Это был родной язык моей мамы, и напрасно я старалась забыть его, выкинуть из памяти вместе с ворохом всего прочего. Когда мама навещала меня или, наоборот, я приезжала к ней в Неаполь – всего-то на полдня, торопясь поскорее вернуться домой, – она, прилагая большие усилия, пыталась говорить на правильном итальянском, и выходило нелепо; тогда, только ради того чтобы выручить ее, я неохотно переходила на диалект. При этом я не испытывала ни радости, ни ностальгии: моя речь была неестественной, скованной, боязливой, фразы выходили плоскими, вымученными, бедными, будто произнесенными на малознакомом иностранном языке. Каждый звук давался с трудом и был отголоском ожесточенных ссор между Амалией и моим отцом, между отцом и ее родственниками, между ней и родными отца. Мое терпение истощалось. Я быстро переходила на свой привычный итальянский, а мама с облегчением возвращалась к диалекту. Теперь же, когда мама умерла и этим пыткам настал конец – а значит, меня больше не станут терзать воспоминания, которые всплывали при звуках неаполитанской речи, – я чувствовала странное беспокойство, слыша на улицах местный говор. Обратившись к продавцу на диалекте, я купила жареную пиццу, щедро начиненную рикоттой. После нескольких дней почти что голодания пицца показалась мне необыкновенно вкусной; я ела ее прямо на ходу, кружа по неопрятным скверам с чахлыми олеандрами и поглядывая на стариков, сбившихся в стайки. Назойливое мелькание людей и снование машин за оградами скверов утомляло, и я решила идти к маминой квартире.

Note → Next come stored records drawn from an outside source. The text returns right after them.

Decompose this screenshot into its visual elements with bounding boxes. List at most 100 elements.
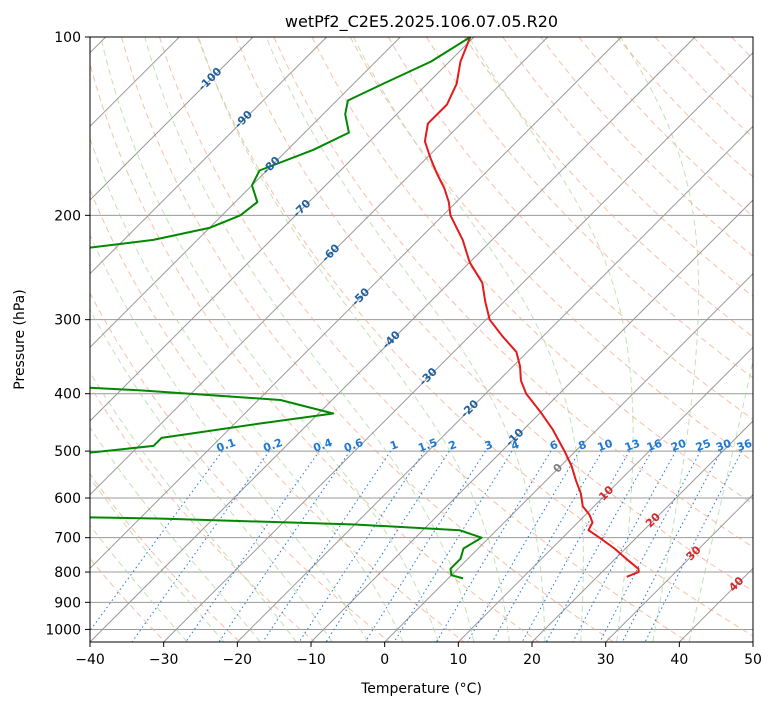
- moist-adiabat-line: [620, 37, 700, 642]
- isotherm-line: [310, 199, 753, 642]
- isotherm-line: [384, 272, 753, 642]
- dry-adiabat-line: [90, 62, 540, 642]
- mixing-ratio-line: [644, 450, 743, 642]
- y-tick-label: 500: [54, 444, 81, 460]
- moist-adiabat-line: [90, 308, 333, 642]
- x-tick-label: 10: [449, 652, 467, 668]
- dry-adiabat-line: [120, 37, 614, 642]
- plot-background: [90, 37, 753, 642]
- y-tick-label: 900: [54, 595, 81, 611]
- mixing-ratio-label: 2: [447, 438, 459, 453]
- moist-adiabat-line: [100, 37, 439, 642]
- mixing-ratio-line: [521, 450, 630, 642]
- isotherm-line: [531, 420, 753, 642]
- series-lines: [90, 37, 640, 580]
- mixing-ratio-line: [467, 450, 580, 642]
- x-tick-label: −20: [223, 652, 253, 668]
- y-tick-label: 100: [54, 30, 81, 46]
- mixing-ratio-label: 6: [548, 438, 560, 453]
- x-tick-label: 40: [670, 652, 688, 668]
- isotherm-line: [90, 37, 254, 201]
- dry-adiabat-line: [770, 37, 775, 642]
- mixing-ratio-line: [491, 450, 603, 642]
- dry-adiabat-line: [387, 37, 753, 420]
- mixing-ratio-line: [572, 450, 677, 642]
- x-tick-label: −10: [296, 652, 326, 668]
- mixing-ratio-label: 13: [623, 437, 642, 454]
- mixing-ratio-line: [262, 450, 392, 642]
- mixing-ratio-label: 8: [577, 438, 589, 453]
- mixing-ratio-line: [545, 450, 653, 642]
- moist-adiabat-line: [90, 477, 225, 642]
- dewpoint-trace: [90, 37, 483, 580]
- mixing-ratio-line: [90, 450, 223, 632]
- y-tick-label: 300: [54, 313, 81, 329]
- moist-adiabat-line: [265, 37, 546, 642]
- y-axis-label: Pressure (hPa): [12, 289, 28, 389]
- mixing-ratio-label: 3: [483, 438, 495, 453]
- isotherm-line: [90, 37, 622, 570]
- mixing-ratio-line: [218, 450, 351, 642]
- y-tick-label: 400: [54, 387, 81, 403]
- axis-ticks: −40 −30 −20 −10 0 10 20 30 40 5010020030040050060…: [45, 30, 762, 668]
- moist-adiabat-line: [688, 358, 753, 642]
- mixing-ratio-label: 20: [669, 437, 688, 455]
- y-tick-label: 600: [54, 491, 81, 507]
- moist-adiabat-line: [90, 136, 404, 642]
- x-tick-label: 50: [744, 652, 762, 668]
- chart-title: wetPf2_C2E5.2025.106.07.05.R20: [285, 12, 558, 32]
- moist-adiabat-line: [90, 371, 297, 642]
- isotherm-line: [605, 493, 753, 642]
- moist-adiabat-line: [90, 233, 369, 642]
- moist-adiabat-line: [198, 37, 510, 642]
- mixing-ratio-label: 1.5: [416, 436, 439, 455]
- y-tick-label: 1000: [45, 622, 81, 638]
- isotherm-line: [90, 37, 549, 496]
- temperature-trace: [423, 37, 640, 578]
- moist-adiabat-line: [90, 524, 188, 642]
- x-axis-label: Temperature (°C): [360, 681, 482, 697]
- plot-frame: [89, 36, 754, 643]
- mixing-ratio-label: 0.2: [262, 436, 285, 455]
- mixing-ratio-label: 0.4: [311, 436, 334, 455]
- mixing-ratio-label: 4: [509, 438, 521, 453]
- dry-adiabat-line: [159, 37, 689, 642]
- isotherm-line: [457, 346, 753, 642]
- x-tick-label: 20: [523, 652, 541, 668]
- dry-adiabat-line: [425, 37, 753, 379]
- dry-adiabat-line: [90, 385, 316, 642]
- mixing-ratio-line: [435, 450, 552, 642]
- isotherm-line: [236, 125, 753, 642]
- x-tick-label: −40: [75, 652, 105, 668]
- isotherm-line: [90, 37, 696, 642]
- moist-adiabat-line: [90, 426, 261, 642]
- isotherm-line: [90, 37, 328, 275]
- x-tick-label: 0: [380, 652, 389, 668]
- dry-adiabat-line: [90, 188, 465, 642]
- moist-adiabat-line: [144, 37, 475, 642]
- mixing-ratio-label: 25: [694, 437, 713, 454]
- isotherm-line: [752, 641, 753, 642]
- mixing-ratio-line: [621, 450, 722, 642]
- x-tick-label: 30: [597, 652, 615, 668]
- isotherm-line: [90, 37, 401, 349]
- y-tick-label: 200: [54, 208, 81, 224]
- dry-adiabat-line: [90, 557, 166, 642]
- isotherm-line: [163, 51, 753, 642]
- mixing-ratio-label: 16: [645, 437, 664, 455]
- mixing-ratio-line: [599, 450, 701, 642]
- isotherm-line: [90, 37, 475, 422]
- x-tick-label: −30: [149, 652, 179, 668]
- mixing-ratio-label: 0.6: [342, 436, 365, 455]
- mixing-ratio-line: [325, 450, 450, 642]
- mixing-ratio-label: 10: [596, 437, 615, 455]
- mixing-ratio-line: [298, 450, 425, 642]
- mixing-ratio-label: 30: [714, 437, 733, 455]
- y-tick-label: 700: [54, 531, 81, 547]
- mixing-ratio-label: 0.1: [215, 436, 238, 455]
- mixing-ratio-label: 1: [388, 438, 400, 453]
- y-tick-label: 800: [54, 565, 81, 581]
- mixing-ratio-label: 36: [735, 437, 754, 455]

Амалия жила на третьем этаже старинного дома, спрятанного за строительными лесами. Это была одна из тех построек в историческом центре города, какие по ночам почти что пустуют, а днем наполняются суетливыми офисными служащими – они обновляют лицензии, мастерят свидетельства о рождении и виды на жительство, сидят за компьютерами, бронируя и покупая билеты на самолеты, поезда и корабли, оформляют страховки на случай кражи, пожара, болезни и смерти, составляют фальшивые декларации о доходах. Обычных жильцов в доме мало, и когда мой отец двадцать с лишним лет назад – Амалия тогда объявила ему, что хочет с ним расстаться, и мы с сестрами безоговорочно поддержали ее решение – выставил нас всех четырех за порог, именно здесь нам удалось снять квартиру. Сам дом никогда мне не нравился. Он вселял ту же тревогу, что и тюрьмы, здания судов, больницы. Мама, наоборот, ликовала: дом казался ей роскошным. Хотя на самом деле он был уродливый и облезлый, уродлива была даже мощная парадная дверь, которую приходилось буквально штурмовать всякий раз после очередной починки замка. Пыльные ставни почернели от выхлопных газов, а латунные украшения на них никто, похоже, не протирал с начала века. В длинной, похожей на грот галерее, которая вела во внутренний двор, всегда кто-нибудь отирался: студенты, прохожие, ждавшие автобус, что останавливался в трех метрах отсюда, торговцы зажигалками, бумажными салфетками, горячей кукурузой или жареными каштанами, изнуренные жарой или укрывшиеся от дождя туристы, а также сомнительные типы самых разных национальностей, из тех, кто вечно разглядывал витрины соседних магазинов. Эти последние, персонажи крайне подозрительные, выжидали непонятно чего, переминались с ноги на ногу, всматриваясь в фотографии, выставленные за стеклом пожилым фотографом, который держал в нашем доме мастерскую, – подолгу изучали снимки с новобрачными в свадебных нарядах, с улыбающимися, неотразимыми девушками и бравыми юнцами в военной форме. Несколько лет назад там была выставлена даже карточка Амалии, сделанная на документы. Я тогда строго попросила фотографа убрать снимок, пока его не увидел ненароком мой отец, который в приступе гнева не преминул бы разбить витрину.